What Problem Does It Solve?

Developers building AI‑powered applications often need to understand why a particular task is slow or consuming excessive resources. Traditional macOS tools (Activity Monitor, , or third‑party utilities) require manual inspection and are not programmatically accessible. The MacOS Resource Monitor MCP server bridges this gap by turning system metrics into machine‑readable JSON, enabling LLMs to query and interpret performance data on demand. This eliminates the need for custom scripts, reduces latency in troubleshooting, and ensures that monitoring is consistent across environments.

Core Functionality & Value

  • Real‑time Process Insight: The server continuously samples CPU, memory, and network usage, identifying the top five processes in each category. This gives AI assistants instant visibility into which applications or background services are impacting performance.
  • Granular Process Retrieval: With , users can paginate, sort, and filter processes by type (CPU, memory, or network). This flexibility allows LLMs to perform detailed analyses—such as ranking processes by resident memory or listing all network connections for a specific PID.
  • System‑wide Overview: The tool aggregates core metrics—CPU load, memory usage, disk space, network traffic—and even includes an intelligent bottleneck detection layer. This holistic snapshot is akin to a programmatic Activity Monitor, enabling AI assistants to diagnose issues like memory leaks or disk thrashing without human intervention.

Real‑World Use Cases

  • Performance Debugging: A developer can ask the AI to “list the top memory‑hungry processes” and receive actionable insights, speeding up bug triage.
  • Resource Allocation in CI/CD: Automated tests can query the server to ensure that build agents are not exceeding CPU or memory limits before launching heavy workloads.
  • User Support Automation: Customer‑facing bots can diagnose why an application is sluggish by fetching live process data and suggesting optimizations or restarts.
  • Monitoring Dashboards: Embedding the MCP endpoint in a dashboard allows non‑AI tools to pull structured metrics for visual analytics or alerting.

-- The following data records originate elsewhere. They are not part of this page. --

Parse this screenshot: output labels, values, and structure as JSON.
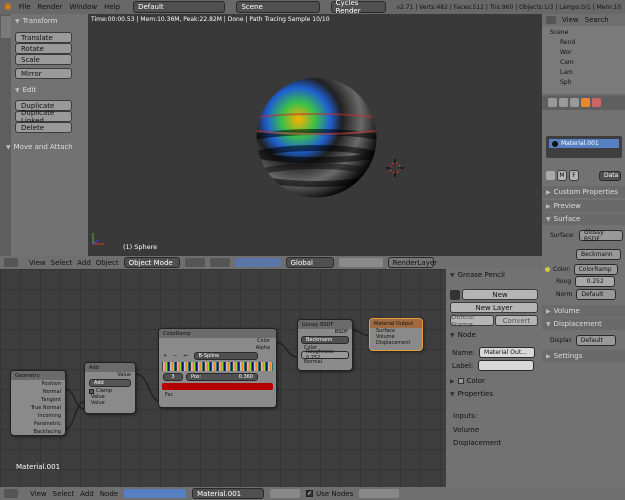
{
  "topbar": {
    "menus": [
      "File",
      "Render",
      "Window",
      "Help"
    ],
    "layout": "Default",
    "scene": "Scene",
    "engine": "Cycles Render",
    "stats": "v2.71 | Verts:482 | Faces:512 | Tris:960 | Objects:1/3 | Lamps:0/1 | Mem:10"
  },
  "toolshelf": {
    "tabs": [
      "Tools",
      "Crt",
      "Rel",
      "Anm",
      "Phy",
      "Grease"
    ],
    "transform_title": "Transform",
    "translate": "Translate",
    "rotate": "Rotate",
    "scale": "Scale",
    "mirror": "Mirror",
    "edit_title": "Edit",
    "duplicate": "Duplicate",
    "duplicate_linked": "Duplicate Linked",
    "delete": "Delete",
    "move_attach": "Move and Attach"
  },
  "viewport": {
    "info": "Time:00:00.53 | Mem:10.36M, Peak:22.82M | Done | Path Tracing Sample 10/10",
    "object_label": "(1) Sphere"
  },
  "view3d_header": {
    "menus": [
      "View",
      "Select",
      "Add",
      "Object"
    ],
    "mode": "Object Mode",
    "orientation": "Global",
    "layer": "RenderLayer"
  },
  "outliner": {
    "menus": [
      "View",
      "Search"
    ],
    "items": [
      "Scene",
      "Rend",
      "Wor",
      "Cam",
      "Lam",
      "Sph"
    ]
  },
  "properties": {
    "material_name": "Material.001",
    "material_mode": "Data",
    "sections": {
      "custom_props": "Custom Properties",
      "preview": "Preview",
      "surface": "Surface",
      "volume": "Volume",
      "displacement": "Displacement",
      "settings": "Settings"
    },
    "surface_label": "Surface:",
    "surface_value": "Glossy BSDF",
    "dist_value": "Beckmann",
    "color_label": "Color:",
    "color_value": "ColorRamp",
    "rough_label": "Roug",
    "rough_value": "0.252",
    "norm_label": "Norm",
    "norm_value": "Default",
    "displ_label": "Displac",
    "displ_value": "Default"
  },
  "node_sidebar": {
    "grease_title": "Grease Pencil",
    "new": "New",
    "new_layer": "New Layer",
    "delete_frame": "Delete Frame",
    "convert": "Convert",
    "node_title": "Node",
    "name_label": "Name:",
    "name_value": "Material Out...",
    "label_label": "Label:",
    "color_title": "Color",
    "props_title": "Properties",
    "inputs": "Inputs:",
    "volume": "Volume",
    "displacement": "Displacement"
  },
  "node_editor": {
    "material_label": "Material.001",
    "geometry": {
      "title": "Geometry",
      "outputs": [
        "Position",
        "Normal",
        "Tangent",
        "True Normal",
        "Incoming",
        "Parametric",
        "Backfacing"
      ]
    },
    "add": {
      "title": "Add",
      "out": "Value",
      "op": "Add",
      "clamp": "Clamp",
      "in1": "Value",
      "in2": "Value"
    },
    "ramp": {
      "title": "ColorRamp",
      "out_color": "Color",
      "out_alpha": "Alpha",
      "interp": "B-Spline",
      "index": "3",
      "pos": "Pos:",
      "pos_value": "0.360",
      "fac": "Fac"
    },
    "glossy": {
      "title": "Glossy BSDF",
      "out": "BSDF",
      "dist": "Beckmann",
      "in_color": "Color",
      "in_rough": "Roughness: 0.252",
      "in_normal": "Normal"
    },
    "output": {
      "title": "Material Output",
      "in_surface": "Surface",
      "in_volume": "Volume",
      "in_disp": "Displacement"
    }
  },
  "bottombar": {
    "menus": [
      "View",
      "Select",
      "Add",
      "Node"
    ],
    "material": "Material.001",
    "use_nodes": "Use Nodes"
  },
  "colors": {
    "accent": "#5680c2",
    "header": "#6f6f6f",
    "ramp_red": "#b40000"
  }
}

Integration with AI Workflows

Because the server conforms to MCP standards, any LLM that understands MCP can invoke its tools directly. The JSON responses are clean and self‑describing, enabling downstream processing—such as natural language summarization or decision trees—to occur without additional parsing logic. Developers can wrap these calls in higher‑level prompts, allowing conversational agents to ask follow‑up questions (“Which process is using the most network bandwidth?”) and receive precise, actionable answers.

Unique Advantages

  • Native macOS Support: Unlike generic monitoring tools that rely on cross‑platform libraries, this server taps into macOS’s native APIs for accurate metrics.
  • Lightweight & Zero‑Dependency: It requires only Python 3.10+ and the MCP library, making it trivial to deploy on any Mac.
  • Intelligent Analysis Layer: The built‑in bottleneck detection offers more than raw numbers—it provides contextual recommendations, a feature rarely found in simple monitoring scripts.

In summary, the MacOS Resource Monitor MCP server turns a Mac’s hidden performance data into an AI‑friendly service, empowering developers to build smarter, contextually aware applications that can diagnose and respond to resource constraints in real time.